Search code examples
regexgrepnotepad++bbedit

Replace underscore with dash in url for given url extensions using GREP / Regex


I use BBEdit. BBEdit supports multi-file search and replace with GREP. Using this (copied from a Notepad++ post here at stackoverflow):

(\bhref="|(?!^)\G)[^"<_]*\K_

I can get a list of all URLs containing underscores. The idea is to replace all the underscores with dashes. No problems with that, BBEdit search panel has a 'Replace with' field (like Notepad++).

All's fine, BUT I don't want to process all URLs actually. There are for example file download URLs that should remain as they are, especially URLs with the .exe, .zip, .sit and .dmg extensions. Actually the URLs I want to process are the .php and .html urls.

I mean this type of URL should here found:

<a href="software/internet-tools/ftp-disk_sheet_us.php">

but not this one:

<a href="software/internet-tools/ftp-disk_us_setup.exe">

I have tried to edit the REGEX above unsuccessfully so far and since I have to process around 30,000 urls in 600 files I would really like to be sure I don't do anything wrong.

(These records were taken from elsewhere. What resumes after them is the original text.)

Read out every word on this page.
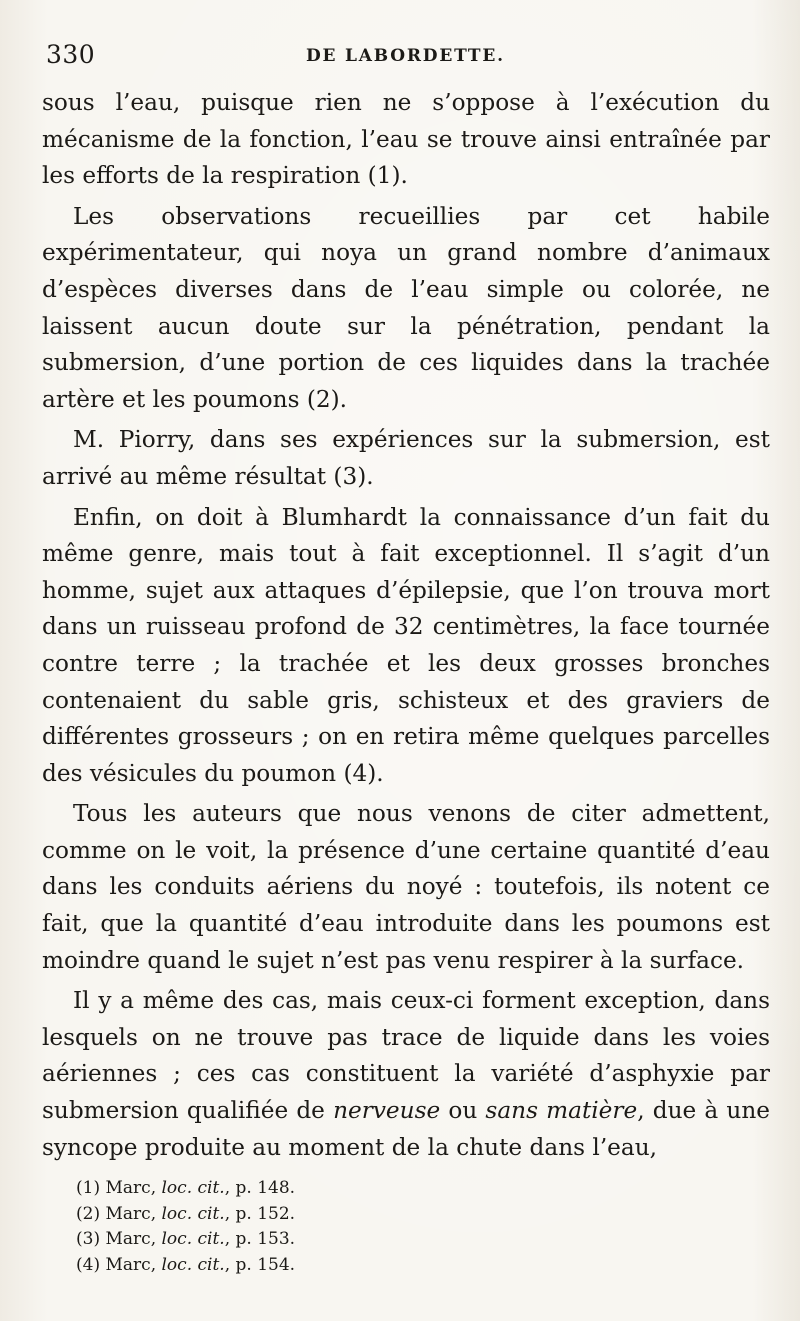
330	DE LABORDETTE.

sous l’eau, puisque rien ne s’oppose à l’exécution du mécanisme de la fonction, l’eau se trouve ainsi entraînée par les efforts de la respiration (1).

Les observations recueillies par cet habile expérimentateur, qui noya un grand nombre d’animaux d’espèces diverses dans de l’eau simple ou colorée, ne laissent aucun doute sur la pénétration, pendant la submersion, d’une portion de ces liquides dans la trachée artère et les poumons (2).

M. Piorry, dans ses expériences sur la submersion, est arrivé au même résultat (3).

Enfin, on doit à Blumhardt la connaissance d’un fait du même genre, mais tout à fait exceptionnel. Il s’agit d’un homme, sujet aux attaques d’épilepsie, que l’on trouva mort dans un ruisseau profond de 32 centimètres, la face tournée contre terre ; la trachée et les deux grosses bronches contenaient du sable gris, schisteux et des graviers de différentes grosseurs ; on en retira même quelques parcelles des vésicules du poumon (4).

Tous les auteurs que nous venons de citer admettent, comme on le voit, la présence d’une certaine quantité d’eau dans les conduits aériens du noyé : toutefois, ils notent ce fait, que la quantité d’eau introduite dans les poumons est moindre quand le sujet n’est pas venu respirer à la surface.

Il y a même des cas, mais ceux-ci forment exception, dans lesquels on ne trouve pas trace de liquide dans les voies aériennes ; ces cas constituent la variété d’asphyxie par submersion qualifiée de nerveuse ou sans matière, due à une syncope produite au moment de la chute dans l’eau,

(1) Marc, loc. cit., p. 148.
(2) Marc, loc. cit., p. 152.
(3) Marc, loc. cit., p. 153.
(4) Marc, loc. cit., p. 154.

Thanks a lot in advance for helping me out with that.


Solution

  • You may force the match only when the link ends with .html/.htm or .php:

    (?:\G(?!^)|\bhref="(?=[^"]*\.(?:html?|php)"))[^"<_]*\K_
                       ^^^^^^^^^^^^^^^^^^^^^^^^^
    

    See the regex demo

    The (?=[^"]*\.(?:html?|php)") positive lookahead will require any 0+ chars other than " and then a . followed with htm/html or php immediately after href=", else, no match will be found.

    Details

    • (?:\G(?!^)|\bhref="(?=[^"]*\.(?:html?|php)")) - end of the previous match (\G(?!^)) or (|)
      • \bhref=" - a whole word href followed with ="
      • (?=[^"]*\.(?:html?|php)") - a positive lookahead that requires the following sequences of patterns to match immediately to the right of the current location:
        • [^"]* - 0+ chars other than "
        • \. - a dot
        • (?:html?|php) - a non-capturing group matching either htm and then an optional l or php
        • " - a double quotation mark
    • [^"<_]* - any 0+ chars other than ", < and _
    • \K - match reset operator that discards all text matched so far
    • _ - an underscore.